Adventus

"The central doctrine of Christianity, then, is not that God is a bastard. It is, in the words of the late Dominican theologian Herbert McCabe, that if you don’t love you’re dead, and if you do, they’ll kill you."--Terry Eagleton

"It is impossible for me to say in my book one word about all that music has meant in my life. How then can I hope to be understood?--Ludwig Wittgenstein

“The opposite of poverty is not wealth; the opposite of poverty is justice."--Bryan Stevenson

Wednesday, September 23, 2009

Neither in Sorrow Nor in Anger


I posted this in part because it was a reminder that the '60's were different; and in part because I've been listening to my old Judy Collins albums, albums with songs like this:

Tear down the walls, listen to freedom ringing out,
Tear down the walls, can't you hear the church bells singing out,
Give every man the chance to take his brother's hand,
Tear down the walls, tear down the walls.
chorus:
The music's everywhere, when every man is free,
The music's in the air that lights the road to liberty.
And while those lyrics, especially after the '70's when such earnestness turned into selfishness, sound almost childishly naive, something about their earnestness is true. Something about their optimism, their hopefulness, is inspiring. There's also something not at all naive about them, not on an album that includes "The Lonesome Death of Hattie Carrol" (a black service worker beaten to death in a hotel restaurant for inadvertently touching a white man. He was acquitted.) or "Medger Evers Lullaby." Racism may be alive and well in America to this good day, but it is nothing like it was only 45 years ago. Ms. Collins even introduces the songs "Red-Wing Blackbird" and "Coal Tattoo" (as fierce an indictment of corporations and the powerlessness of laborers as was ever put to music) by mentioning with some excited anticipation the President's Committee on Poverty, which will soon (as of the date of the recording) begin "to find out why we have the "invisible poor." There is a sense, in what are now historical documents like this, that America was founded on equality and freedom to pursue happiness, and that liberty comes from the people and their ability to help each other, not from their wallets or the stock market.

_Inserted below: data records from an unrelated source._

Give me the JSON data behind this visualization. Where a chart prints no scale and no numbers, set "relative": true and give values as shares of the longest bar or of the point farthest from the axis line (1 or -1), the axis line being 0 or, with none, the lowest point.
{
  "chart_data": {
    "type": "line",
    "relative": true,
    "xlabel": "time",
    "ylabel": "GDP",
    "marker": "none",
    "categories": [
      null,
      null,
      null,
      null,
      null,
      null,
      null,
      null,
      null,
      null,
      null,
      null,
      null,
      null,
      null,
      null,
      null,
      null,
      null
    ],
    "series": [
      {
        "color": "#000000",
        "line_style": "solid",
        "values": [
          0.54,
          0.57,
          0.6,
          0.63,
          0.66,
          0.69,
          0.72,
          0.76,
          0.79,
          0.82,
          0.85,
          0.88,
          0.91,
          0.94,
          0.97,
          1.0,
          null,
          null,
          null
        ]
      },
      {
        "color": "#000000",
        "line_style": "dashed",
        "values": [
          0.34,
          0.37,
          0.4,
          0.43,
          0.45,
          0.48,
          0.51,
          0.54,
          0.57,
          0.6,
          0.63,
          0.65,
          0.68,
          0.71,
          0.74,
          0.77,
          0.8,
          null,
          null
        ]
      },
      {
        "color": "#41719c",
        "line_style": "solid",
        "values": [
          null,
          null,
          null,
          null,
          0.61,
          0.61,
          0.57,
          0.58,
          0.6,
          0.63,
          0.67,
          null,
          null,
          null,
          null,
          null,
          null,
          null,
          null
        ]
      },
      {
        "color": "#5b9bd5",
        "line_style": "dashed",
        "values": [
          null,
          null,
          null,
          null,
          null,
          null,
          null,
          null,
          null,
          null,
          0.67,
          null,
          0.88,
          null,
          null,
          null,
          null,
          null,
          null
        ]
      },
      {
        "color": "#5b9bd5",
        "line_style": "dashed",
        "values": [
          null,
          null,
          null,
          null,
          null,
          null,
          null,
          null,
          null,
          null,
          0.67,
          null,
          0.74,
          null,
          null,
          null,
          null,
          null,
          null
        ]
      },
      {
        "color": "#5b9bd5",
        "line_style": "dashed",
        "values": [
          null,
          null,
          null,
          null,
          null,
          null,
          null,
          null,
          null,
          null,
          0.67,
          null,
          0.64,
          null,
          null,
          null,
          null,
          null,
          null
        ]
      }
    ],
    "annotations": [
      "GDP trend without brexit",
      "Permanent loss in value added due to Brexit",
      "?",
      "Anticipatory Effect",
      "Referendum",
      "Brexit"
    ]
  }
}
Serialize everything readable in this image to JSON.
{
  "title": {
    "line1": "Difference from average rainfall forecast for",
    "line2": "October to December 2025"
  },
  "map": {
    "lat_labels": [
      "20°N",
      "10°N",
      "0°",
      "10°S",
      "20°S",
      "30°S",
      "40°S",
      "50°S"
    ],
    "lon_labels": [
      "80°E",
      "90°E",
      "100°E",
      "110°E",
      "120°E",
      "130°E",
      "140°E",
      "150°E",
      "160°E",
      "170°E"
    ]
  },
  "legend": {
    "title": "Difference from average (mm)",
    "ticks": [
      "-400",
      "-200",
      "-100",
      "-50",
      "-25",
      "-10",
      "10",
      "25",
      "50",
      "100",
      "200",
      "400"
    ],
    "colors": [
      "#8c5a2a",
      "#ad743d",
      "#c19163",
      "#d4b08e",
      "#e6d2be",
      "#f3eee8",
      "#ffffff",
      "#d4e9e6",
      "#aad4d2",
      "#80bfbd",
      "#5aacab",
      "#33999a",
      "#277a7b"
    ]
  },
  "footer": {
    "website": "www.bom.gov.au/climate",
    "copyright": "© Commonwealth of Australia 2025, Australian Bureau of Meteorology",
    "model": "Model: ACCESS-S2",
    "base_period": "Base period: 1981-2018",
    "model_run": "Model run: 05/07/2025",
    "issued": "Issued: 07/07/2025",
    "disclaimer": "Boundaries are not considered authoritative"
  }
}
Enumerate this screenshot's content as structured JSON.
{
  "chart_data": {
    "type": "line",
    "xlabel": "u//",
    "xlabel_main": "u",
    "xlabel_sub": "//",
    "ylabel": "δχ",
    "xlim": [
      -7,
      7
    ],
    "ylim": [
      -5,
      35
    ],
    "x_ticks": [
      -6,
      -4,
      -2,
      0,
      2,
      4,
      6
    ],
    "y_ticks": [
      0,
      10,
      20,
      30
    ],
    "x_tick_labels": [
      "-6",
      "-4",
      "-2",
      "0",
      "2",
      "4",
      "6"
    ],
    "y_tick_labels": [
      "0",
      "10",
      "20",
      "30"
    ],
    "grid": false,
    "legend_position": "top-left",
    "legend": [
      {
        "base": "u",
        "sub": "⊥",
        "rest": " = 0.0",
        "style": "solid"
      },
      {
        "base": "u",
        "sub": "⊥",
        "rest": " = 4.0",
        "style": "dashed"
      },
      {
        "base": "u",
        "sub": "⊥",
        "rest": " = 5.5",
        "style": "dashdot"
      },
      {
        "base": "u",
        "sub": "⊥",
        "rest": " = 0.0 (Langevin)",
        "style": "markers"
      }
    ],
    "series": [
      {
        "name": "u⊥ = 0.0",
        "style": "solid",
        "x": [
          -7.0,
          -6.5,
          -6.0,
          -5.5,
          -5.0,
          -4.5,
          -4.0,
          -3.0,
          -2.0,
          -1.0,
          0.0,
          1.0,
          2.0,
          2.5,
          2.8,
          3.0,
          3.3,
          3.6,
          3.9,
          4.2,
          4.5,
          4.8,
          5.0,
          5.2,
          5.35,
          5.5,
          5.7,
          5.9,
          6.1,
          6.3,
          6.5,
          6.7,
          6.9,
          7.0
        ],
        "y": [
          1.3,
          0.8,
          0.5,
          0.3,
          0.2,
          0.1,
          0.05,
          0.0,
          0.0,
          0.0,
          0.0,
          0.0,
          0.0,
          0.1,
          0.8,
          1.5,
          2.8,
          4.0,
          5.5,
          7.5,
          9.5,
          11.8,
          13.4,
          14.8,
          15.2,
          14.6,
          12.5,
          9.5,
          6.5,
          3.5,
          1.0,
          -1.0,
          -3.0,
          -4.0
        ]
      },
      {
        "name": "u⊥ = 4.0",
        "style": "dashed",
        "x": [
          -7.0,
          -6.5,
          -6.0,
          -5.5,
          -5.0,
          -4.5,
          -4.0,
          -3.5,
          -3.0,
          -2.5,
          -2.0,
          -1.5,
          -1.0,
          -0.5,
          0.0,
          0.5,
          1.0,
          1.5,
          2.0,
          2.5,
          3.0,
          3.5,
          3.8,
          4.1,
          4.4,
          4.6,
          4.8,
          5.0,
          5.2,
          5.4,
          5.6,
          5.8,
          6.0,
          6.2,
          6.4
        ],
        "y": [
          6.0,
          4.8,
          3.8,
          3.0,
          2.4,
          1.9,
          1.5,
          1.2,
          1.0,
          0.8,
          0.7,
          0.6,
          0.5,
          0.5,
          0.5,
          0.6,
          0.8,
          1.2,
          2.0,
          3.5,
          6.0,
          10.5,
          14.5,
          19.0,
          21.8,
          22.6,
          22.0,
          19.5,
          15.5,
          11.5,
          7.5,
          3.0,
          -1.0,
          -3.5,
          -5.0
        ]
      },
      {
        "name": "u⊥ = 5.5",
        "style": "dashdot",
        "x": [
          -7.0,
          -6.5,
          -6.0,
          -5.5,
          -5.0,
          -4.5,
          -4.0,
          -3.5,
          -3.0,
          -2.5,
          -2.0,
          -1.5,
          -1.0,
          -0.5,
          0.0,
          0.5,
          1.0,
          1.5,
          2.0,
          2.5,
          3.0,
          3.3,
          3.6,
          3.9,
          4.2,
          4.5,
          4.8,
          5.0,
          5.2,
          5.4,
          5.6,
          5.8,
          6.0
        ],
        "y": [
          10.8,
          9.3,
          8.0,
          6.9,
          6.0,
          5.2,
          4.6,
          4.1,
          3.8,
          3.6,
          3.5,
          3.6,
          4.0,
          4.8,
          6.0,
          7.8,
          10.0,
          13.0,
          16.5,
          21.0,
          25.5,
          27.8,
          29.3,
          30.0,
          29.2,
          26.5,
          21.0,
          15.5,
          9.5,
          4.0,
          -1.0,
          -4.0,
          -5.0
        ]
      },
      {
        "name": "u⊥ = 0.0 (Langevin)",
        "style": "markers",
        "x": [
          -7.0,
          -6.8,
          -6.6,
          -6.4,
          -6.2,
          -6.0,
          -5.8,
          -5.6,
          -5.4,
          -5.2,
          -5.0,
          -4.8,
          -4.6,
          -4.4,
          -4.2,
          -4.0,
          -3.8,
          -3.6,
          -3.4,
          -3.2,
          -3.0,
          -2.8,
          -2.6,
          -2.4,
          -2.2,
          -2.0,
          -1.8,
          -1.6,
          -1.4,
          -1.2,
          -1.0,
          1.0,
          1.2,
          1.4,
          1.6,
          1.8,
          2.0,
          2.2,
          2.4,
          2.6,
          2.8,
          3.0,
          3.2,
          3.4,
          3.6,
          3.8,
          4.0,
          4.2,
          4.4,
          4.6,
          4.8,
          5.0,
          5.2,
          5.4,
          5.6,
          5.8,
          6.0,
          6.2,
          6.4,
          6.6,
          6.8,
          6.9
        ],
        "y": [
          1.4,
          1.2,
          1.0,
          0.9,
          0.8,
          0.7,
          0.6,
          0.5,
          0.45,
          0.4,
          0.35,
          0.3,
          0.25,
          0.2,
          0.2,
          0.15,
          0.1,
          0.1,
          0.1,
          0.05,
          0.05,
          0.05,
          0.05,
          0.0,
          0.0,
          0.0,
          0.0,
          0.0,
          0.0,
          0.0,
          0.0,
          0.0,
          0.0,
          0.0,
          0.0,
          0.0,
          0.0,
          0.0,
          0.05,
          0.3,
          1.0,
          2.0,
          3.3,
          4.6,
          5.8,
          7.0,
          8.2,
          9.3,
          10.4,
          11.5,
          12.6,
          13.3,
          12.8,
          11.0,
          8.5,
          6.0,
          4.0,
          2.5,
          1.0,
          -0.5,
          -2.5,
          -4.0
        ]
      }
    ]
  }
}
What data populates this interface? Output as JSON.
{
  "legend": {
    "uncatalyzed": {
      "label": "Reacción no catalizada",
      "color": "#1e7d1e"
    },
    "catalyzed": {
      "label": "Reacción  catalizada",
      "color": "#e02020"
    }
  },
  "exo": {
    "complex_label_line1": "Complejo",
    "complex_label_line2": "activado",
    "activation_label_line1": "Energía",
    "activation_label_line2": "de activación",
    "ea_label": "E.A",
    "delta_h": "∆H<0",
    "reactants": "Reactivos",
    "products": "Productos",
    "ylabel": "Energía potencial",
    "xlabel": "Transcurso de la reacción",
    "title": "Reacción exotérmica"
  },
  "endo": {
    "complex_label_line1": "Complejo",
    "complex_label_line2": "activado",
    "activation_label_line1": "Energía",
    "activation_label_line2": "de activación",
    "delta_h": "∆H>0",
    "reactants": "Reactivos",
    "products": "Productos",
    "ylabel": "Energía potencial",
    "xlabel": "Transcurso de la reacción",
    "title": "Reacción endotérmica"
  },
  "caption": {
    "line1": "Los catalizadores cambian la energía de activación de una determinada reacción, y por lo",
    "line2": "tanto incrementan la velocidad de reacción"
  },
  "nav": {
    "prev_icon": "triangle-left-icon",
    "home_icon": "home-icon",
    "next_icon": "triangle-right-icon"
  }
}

My, how times have changed.

Yes, the optimism and naivete of the '60's gave way to the crass hedonism of the '70's, where "free love" became "open marriage" and music became "disco". And it's unfair to blame the '70's alone, as they were merely the transition period to the '80's and Reaganomics and "yuppies" and "dinks" (Double Income No Kids) and the first really heady sense that anyone could get rich in America, and the purpose of America was to make people rich! And, of course, when you are trying to get rich or trying to stay rich, the dominant social moré is no longer "Give every man a chance to take his brother's hand [sic]," but: "Blow you, Jack! I got mine!" The pursuit of happiness goes quickly from being an invitation to the mountain, where you can buy wine without money and food without price, to a zero sum game, where your gain is my loss. And our politics is rapidly descending into this:

The Republican Party's strategy against health-care reform has been something of a kamikaze mission: destroy the bill through a strategy that also destroys the party, at least in the short-term. The hope is that if they win the war, they'll be in better shape come the 2010 midterms. Maybe that'll work. Maybe it won't.

But if it does work, it won't leave them in a better position to govern. What Republicans -- and, when they're out of power, Democrats -- are doing is essentially discrediting the political process. Piece by piece, bill by bill. The argument, essentially, is that politicians are untrustworthy and Congress is corrupt and interest groups are trying to do horrible things to you and problems are not being solved.

All these thing might be true, but they're being said, in this case, by politicians who want to take back Congress and start negotiating with interest groups to solve problems. That's not going to work terribly well, and for obvious reasons. Republicans may think they've found a clever strategy in making it hard for Democrats to govern, but what they're really doing is making it nearly impossible for anyone to govern. American politics is trapped in a cycle of minority obstruction, and though that's good for whomever the minority is at the moment, it's not particularly good for making progress on pressing issues.
The indictment of both parties is true if only because the Democrats have, since 1972, let the Republicans set the terms of the discussion, hold the national reins, lead the march into hell. We no longer question what government should do, only how much good or bad government will do to us. We no longer ask what we can do for each other; we only ask what we will be left, and who will leave us the most for our own.

I'm left thinking of the words of Walker Percy as the only words I have for this. Percy speaks to marriage and family, but it all begins there, as metaphor if not as fact.

What happened to marriage and family that it should have become a travail and a sadness?...God may be good, family and marriage and children and home may be good, grandma and grandpa may act wise, the Thanksgiving table may be groaning with God's goodness and bounty, all the folks healthy and happy, but something is missing...What is missing? Where did it go? I won't have it! I won't have it! Why this sadness here? Don't stand for it! Get up! Leave! Let the boat people sit down! Go live in a cave until you've found the thief who is robbing you. But at least protest! Stop, thief! What is missing? God? Find him!